International Women’s Day (IWD) was this past Sunday (8th March). I know I’ve been extremely busy lately but I don’t believe I live in that inacessible a hole as to not have come across any IWD communications! Correction: the hints I did receive were due to a subscription to a mailing list on HIV/AIDS and following Reuters Women on twitter. Why is it that a day that is relevant to HALF of the world’s population, should not have had more widespread coverage? Why weren’t there events taking place in every locality, making it impossible to ignore? One would have even expected the capitalist engine to be running on full blast, promoting this or that consumable in the same way that Valentine’s Day, Mother’s Day and Christmas encourage. Is the attention given to IWD, symbolic of the vast amount of progress yet to be made in actualising gender equality?

Here are a few snippets and food for thought! Please share voices from around the world!


“Feminists across Europe demand a different approach than patch it up and go on with “business-as-usual.” A gendered analysis of our economies as based on both productive and reproductive work, and how this can and must be coupled with issues of equality, should together with sustainable development perspectives become center stage at a moment where we look for new models for the financial and economic systems.”

Brigitte Triems – president of the European Women’s Lobby
Check out their campaign: 50/50: No Modern European Democracy Without Gender Equality

**

“I believe that International Women’s Day is an important reminder of the work that still needs to be done and it is certainly a powerful moment of solidarity across time and space … I want to reclaim the day. Reclaim it back from the hands of empty ritual and rhetoric and from those that treat it like another public relations opportunity.

As tax payers in the U.S. are aghast at upwards of $700 billion dollars going to “bail out” the financial system, little is said of the fact that this figure is also the approximate annual military budget of the U.S. Global military spending currently exceeds $1,204 billion dollars annually at 2006 prices. The combined budgets of the United Nations entities working on women’s issues amounts to approximately 0.005 percent of that.

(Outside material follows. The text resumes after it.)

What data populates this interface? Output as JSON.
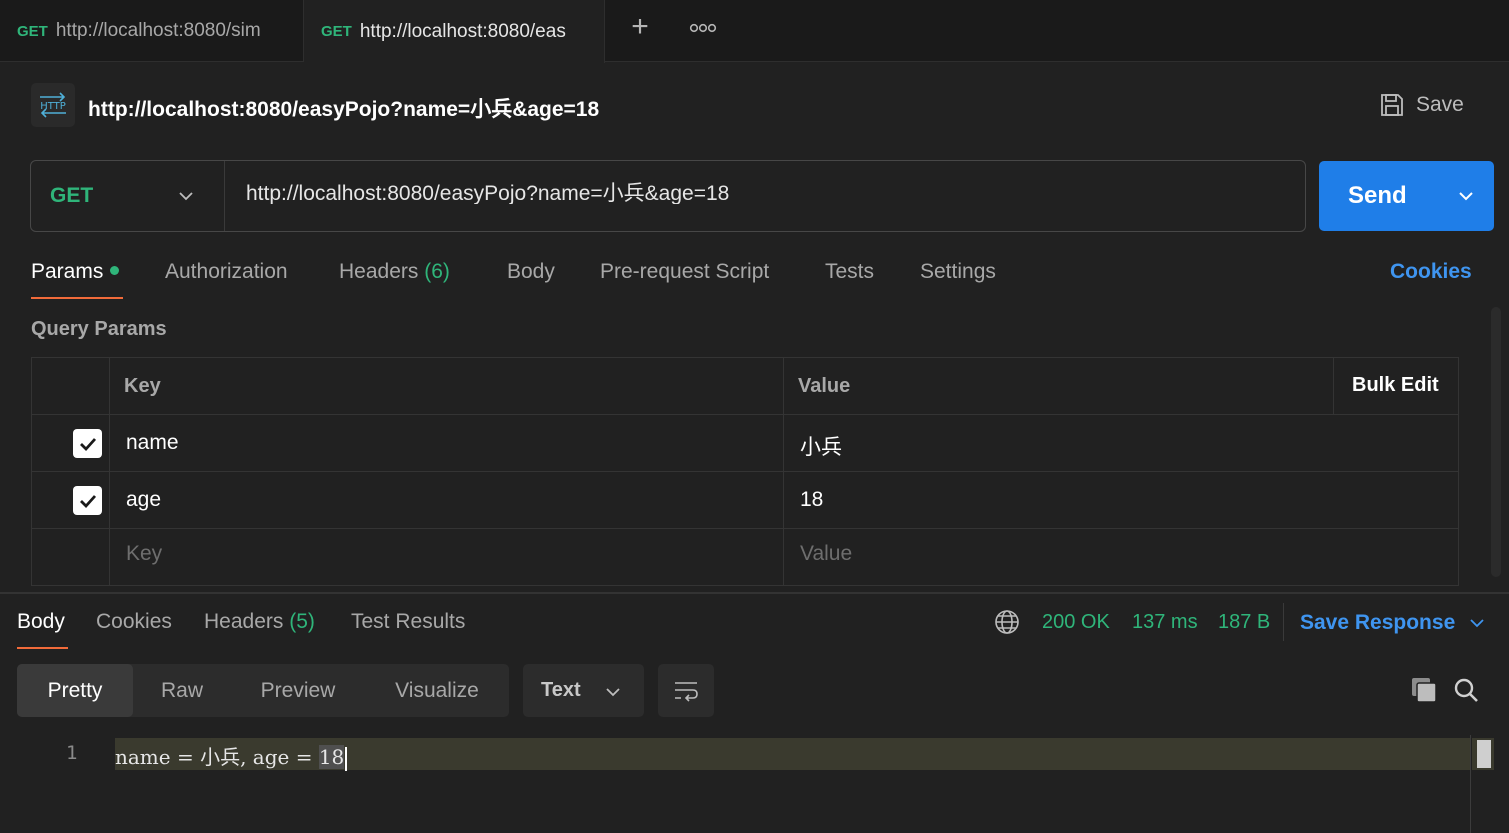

The World Bank estimates the cost of interventions to promote gender equality under Millennium Development Goal 3 (universal access to education) to be $7-$13 per capita. The world’s military expenditure in 2006? $184 per capita. This is the financial crisis. That investing in weapons and war and creating human insecurity is prioritized over investing in peace, development and gender equality. This is what we should be questioning and working to change as we stand together on International Women’s Day. And if the governments and corporations of the world really want to show their support for this day, then ending militarism would be a good place to start.”

Sam Cook – director of the PeaceWomen Project

**

“In Christian theology, it is axiomatic that God is neither male nor female. Yet persistently over history God has been normalised as male, and men have therefore been seen as closer to God than women.”

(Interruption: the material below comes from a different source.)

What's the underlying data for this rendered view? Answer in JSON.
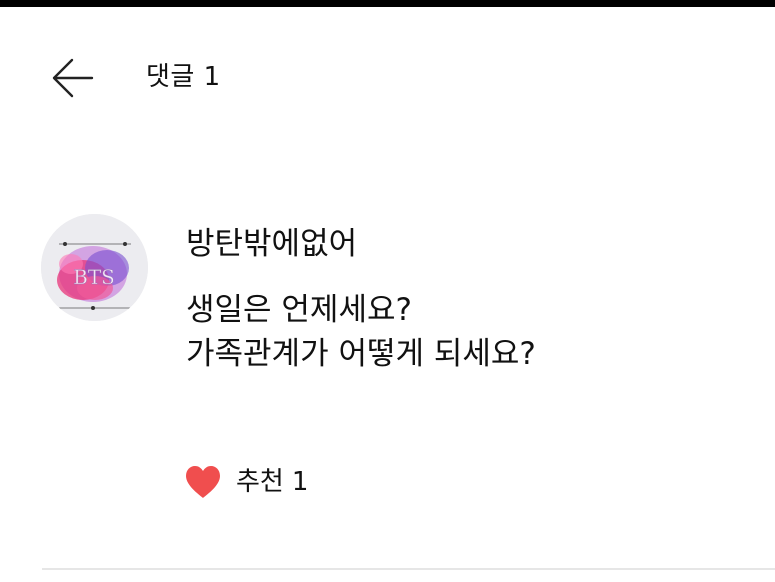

Reverend Dr. Miranda Threlfall-Holmes

(Image by Miranda Bergman)

2 comments:

Anonymous said...

i agree: when i used to live in Milan, I was always pleased to see the way the day was celebrated by men buying yellow mimosas for women and women wearing them on their lapel.

maybe we are too cynical as a nation to celebrate? i.e. we question too much the reasons behind it rather than the beauty of the event.

Kishawi said...

True! So, is ignorance bliss?

It's almost as if we think cynicism is a sign of intelligence or sophistication when really it's just another excuse not to deal with things at all!

I mean and here we are this week celebrating St. Patrick's Day quite happily (is it because it's an excuse to drink beer? pure celebration that doesn't require having to think too much about anything serious? On that note however, a colleague of mine shared this: "Now Paddy’s main claim to fame is to have driven all the snakes out of Ireland. However, scientists ascertain there have been no actual snakes in Ireland since the Ice Age. But, one of the symbols of the Druids was a snake (symbol of the Devil in Christianity of course). So when tales tell St Patrick drove them out, this is actually a metaphor for the destruction of the ancient pagan traditions.")

And on that note, next year, i'm going to try and convince as many people as i know, on a personal level but in a very visual way, to celebrate the event.